Per mettere in grado gli operatori di aumentare molto la loro velocità di trasmissione con un minor dispendio di forza nervosa, e per metterli in grado di trasmettere, a una velocità ordinaria, molto più facilmente di quanto finora è stato possibile, e permettere agli operatori colpiti dalla paralisi del telegrafista che in pratica con un ordinario tasto Morse sono incapaci di fare un buon lavoro, ho progettato un nuovo trasmettitore telegrafico…

 

(per la descrizione particolareggiata vedi il testo del brevetto)

 

Questo mio nuovo trasmettitore telegrafico si usa così: supponiamo, per esempio, che si debba fare la lettera B che è composta da una linea e tre punti. Si sposta la leva sul lato sinistro (lato linee) e la si tiene in questa posizione per il tempo adeguato; indi si sposta a destra (lato punti) e la vi si tiene finché il vibratore produce tre punti. In pratica l’operatore dipende dal suo orecchio per sentire quando il numero appropriato di punti è stato prodotto. Questo può essere fatto con grande esattezza, persino da un principiante. La velocità dei punti e la loro lunghezza può essere cambiata variando la tensione delle due molle dello schema e lo “sbraccio” dell’armatura. La variazione di ognuno di questi tre parametri influisce sull’intensità e sulla fase della spinta (calcio) data al pendolo e lascia ampia libertà di regolazione secondo le preferenze dell’operatore”.

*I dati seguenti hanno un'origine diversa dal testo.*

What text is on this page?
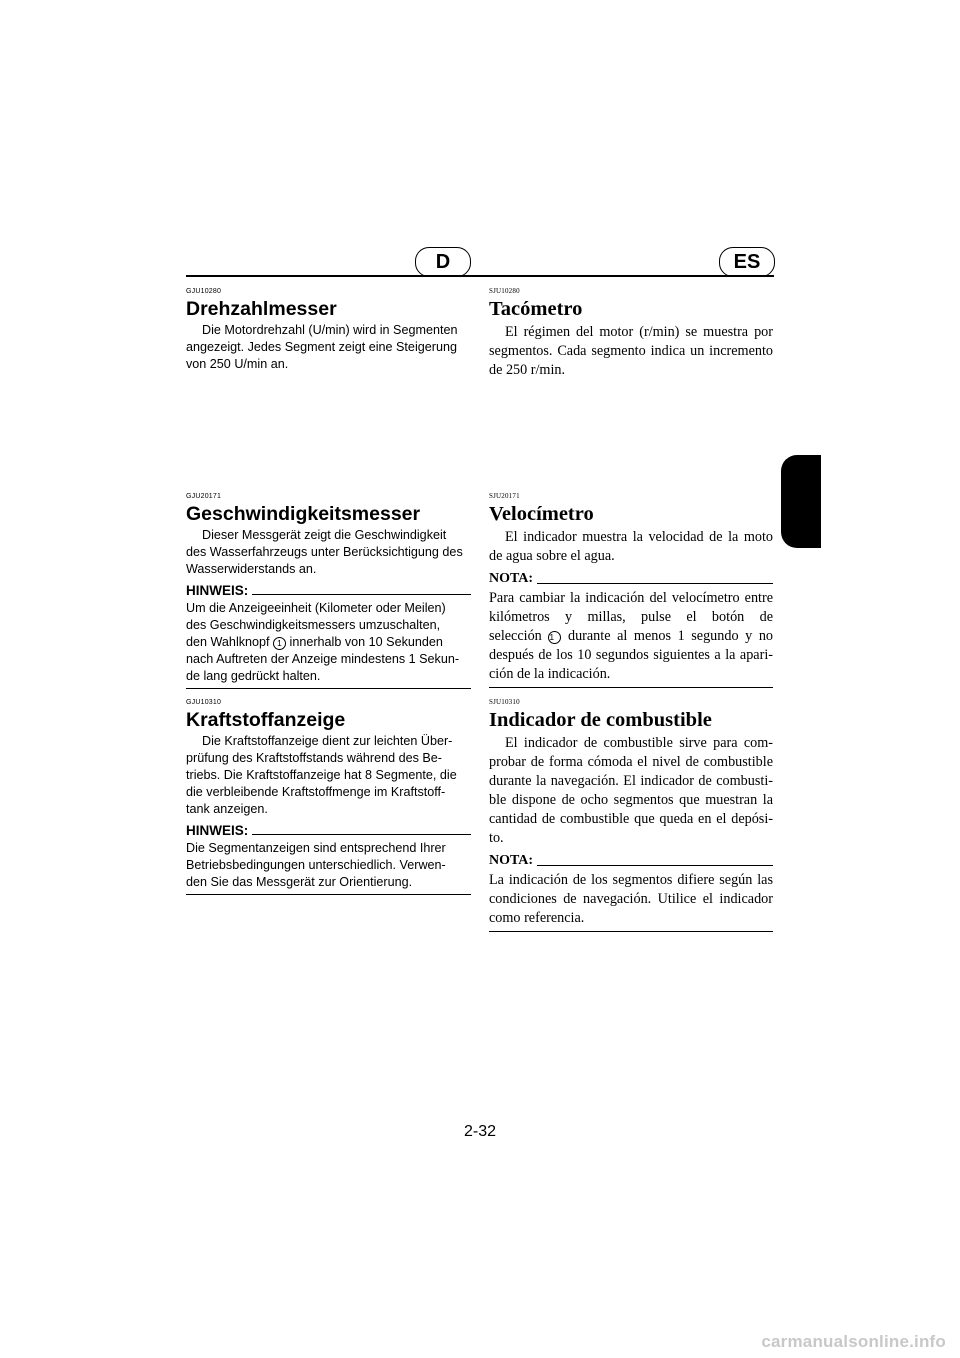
D	ES
GJU10280
Drehzahlmesser
Die Motordrehzahl (U/min) wird in Segmenten
angezeigt. Jedes Segment zeigt eine Steigerung
von 250 U/min an.
GJU20171
Geschwindigkeitsmesser
Dieser Messgerät zeigt die Geschwindigkeit
des Wasserfahrzeugs unter Berücksichtigung des
Wasserwiderstands an.
HINWEIS:
Um die Anzeigeeinheit (Kilometer oder Meilen)
des Geschwindigkeitsmessers umzuschalten,
den Wahlknopf 1 innerhalb von 10 Sekunden
nach Auftreten der Anzeige mindestens 1 Sekun-
de lang gedrückt halten.
GJU10310
Kraftstoffanzeige
Die Kraftstoffanzeige dient zur leichten Über-
prüfung des Kraftstoffstands während des Be-
triebs. Die Kraftstoffanzeige hat 8 Segmente, die
die verbleibende Kraftstoffmenge im Kraftstoff-
tank anzeigen.
HINWEIS:
Die Segmentanzeigen sind entsprechend Ihrer
Betriebsbedingungen unterschiedlich. Verwen-
den Sie das Messgerät zur Orientierung.
SJU10280
Tacómetro
El régimen del motor (r/min) se muestra por
segmentos. Cada segmento indica un incremento
de 250 r/min.
SJU20171
Velocímetro
El indicador muestra la velocidad de la moto
de agua sobre el agua.
NOTA:
Para cambiar la indicación del velocímetro entre
kilómetros y millas, pulse el botón de
selección 1 durante al menos 1 segundo y no
después de los 10 segundos siguientes a la apari-
ción de la indicación.
SJU10310
Indicador de combustible
El indicador de combustible sirve para com-
probar de forma cómoda el nivel de combustible
durante la navegación. El indicador de combusti-
ble dispone de ocho segmentos que muestran la
cantidad de combustible que queda en el depósi-
to.
NOTA:
La indicación de los segmentos difiere según las
condiciones de navegación. Utilice el indicador
como referencia.
2-32
carmanualsonline.info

Questo trasmettitore di Martin, poco pratico anche perché richiedeva una alimentazione a parte, fu presto soppiantato dallo stesso Martin con bug del tutto meccanici. Spero che l’amico Claudio Tata, che colleziona e conosce come pochi questi dispositivi, ce ne possa dare una descrizione sintetica che ne colga però l’essenza.

 

Intervento di Cavina (13.6.04)

A prima vista questo calcio di Martin mi pare l'antesignano del flipper anni '50…

 

Intervento di Tata (14.6.04)

Dopo aver letto le parole di un "grande" come Horace Martin, qualsiasi mio scritto al riguardo apparirà senz'altro banale. Intendo per prima cosa confermare che in quegli anni c'era una forte tendenza a realizzare attrezzi di tipo "stand-alone", non credo infatti che fosse facile trovare in ogni dove una presa di corrente come accade ai nostri giorni: per questa ragione la tendenza tecnica di Horace Martin è irrimediabilmente scivolata verso una struttura di tipo meccanico.

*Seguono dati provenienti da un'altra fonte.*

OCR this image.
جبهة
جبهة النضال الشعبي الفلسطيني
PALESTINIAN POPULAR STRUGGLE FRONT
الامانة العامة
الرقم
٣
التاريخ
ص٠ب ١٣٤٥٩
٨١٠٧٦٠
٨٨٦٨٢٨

Non per questo si deve pensare che egli ha scelto la via più "rozza", tutt'altro, le sue chiavi semiautomatiche sono autentiche opere di genio della meccanica, sono dotate di solide radici che si rifanno a sopraffini principi della fisica e che offrono a chi ne fa uso infinite possibilità di adattamento e ampia facoltà di espressione nell'arte della pratica del codice Morse.

Con abile tocco ingegneristico, pur senza privare i suoi Bug di nulla, Horace Martin è stato in grado di ridurre all'essenziale le sue realizzazioni, rifacendosi ad un principio coniato sempre in quel periodo da un grande della meccanica (Ford) che era solito dire: tutto quello che non ci metti, non potrà rompersi.